And I need to simplify it to sin(theta) - cos(theta).

How do I do that? Thanks!
• Sep 8th 2006, 04:24 AM
malaygoel
Quote:

Originally Posted by classicstrings
Hi, I have

[(sin^2theta) - (cos^2theta) ]/ (sin(theta) + cos(theta))

And I need to simplify it to sin(theta) - cos(theta).

How do I do that? Thanks!

simply divide
for siplification, use sin(theta)=a;cos(theta)=b
you could divide only if a in not equal to b

Keep Smiling
Malay
• Sep 8th 2006, 04:26 AM
classicstrings
So,

(a^2 - b^2)/ (a+b)

Right?
• Sep 8th 2006, 04:27 AM
malaygoel
Quote:

Originally Posted by classicstrings
So,

(a^2 - b^2)/ (a+b)

Right?

yes
you needn't use any trigonometric formulae here. It is simple algebraic division

Keep Smiling
Malay
• Sep 8th 2006, 04:30 AM
classicstrings
Done thanks!
• Sep 8th 2006, 07:31 AM
ThePerfectHacker
You can also factor, instead of long divsion.
$\displaystyle \frac{(\sin x+\cos x)(\sin x-\cos x)}{\sin x+\cos x}$

Quote:

Originally Posted by malaygoel
you could divide only if a in not equal to b

You mean $\displaystyle a\not = -b$
• Sep 8th 2006, 07:47 PM
classicstrings
Ah yes factoring, thanks for the 2nd opinion!
• Sep 8th 2006, 10:33 PM
CaptainBlack
Quote:

Originally Posted by classicstrings
Ah yes factoring, thanks for the 2nd opinion!

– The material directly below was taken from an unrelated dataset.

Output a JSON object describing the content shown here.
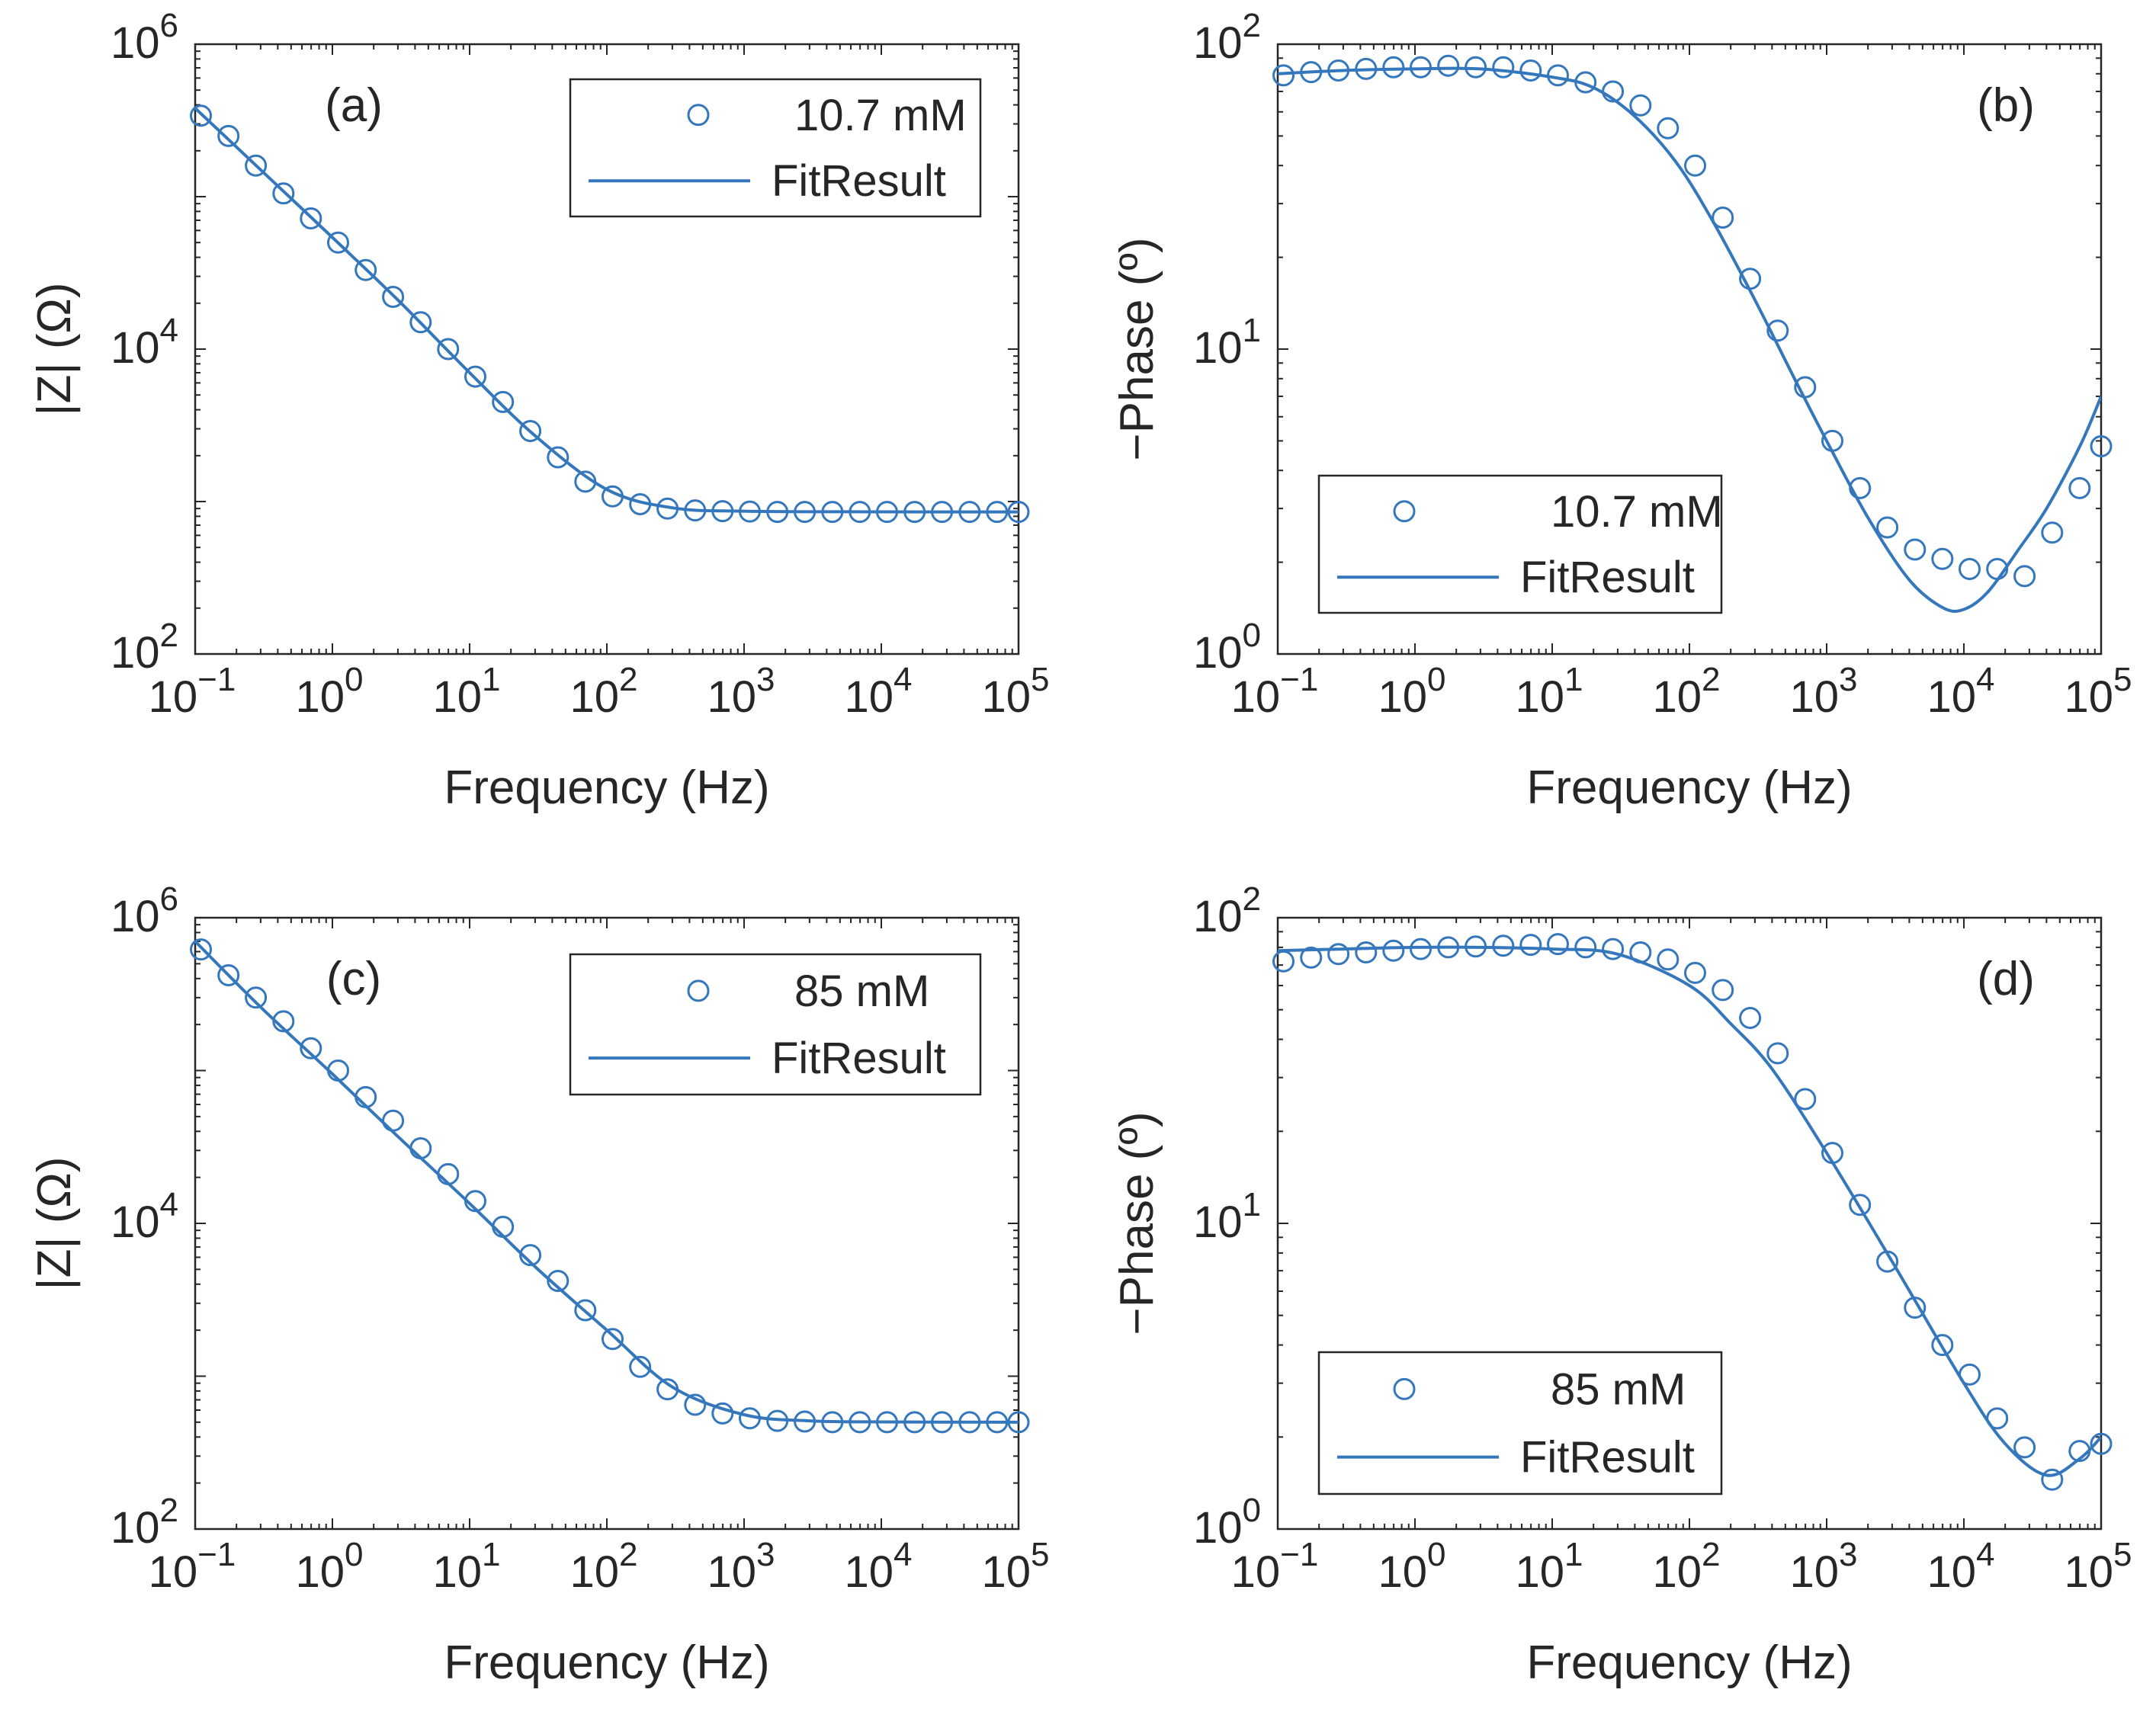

The interesting thing here is that Malay would not have suggested that
you simply divide if he had not already recognised that the numerator
factored from the difference of two squares form that it has and that
one of these factors was the denominator.

(At least that is my take on what was going on)

RonL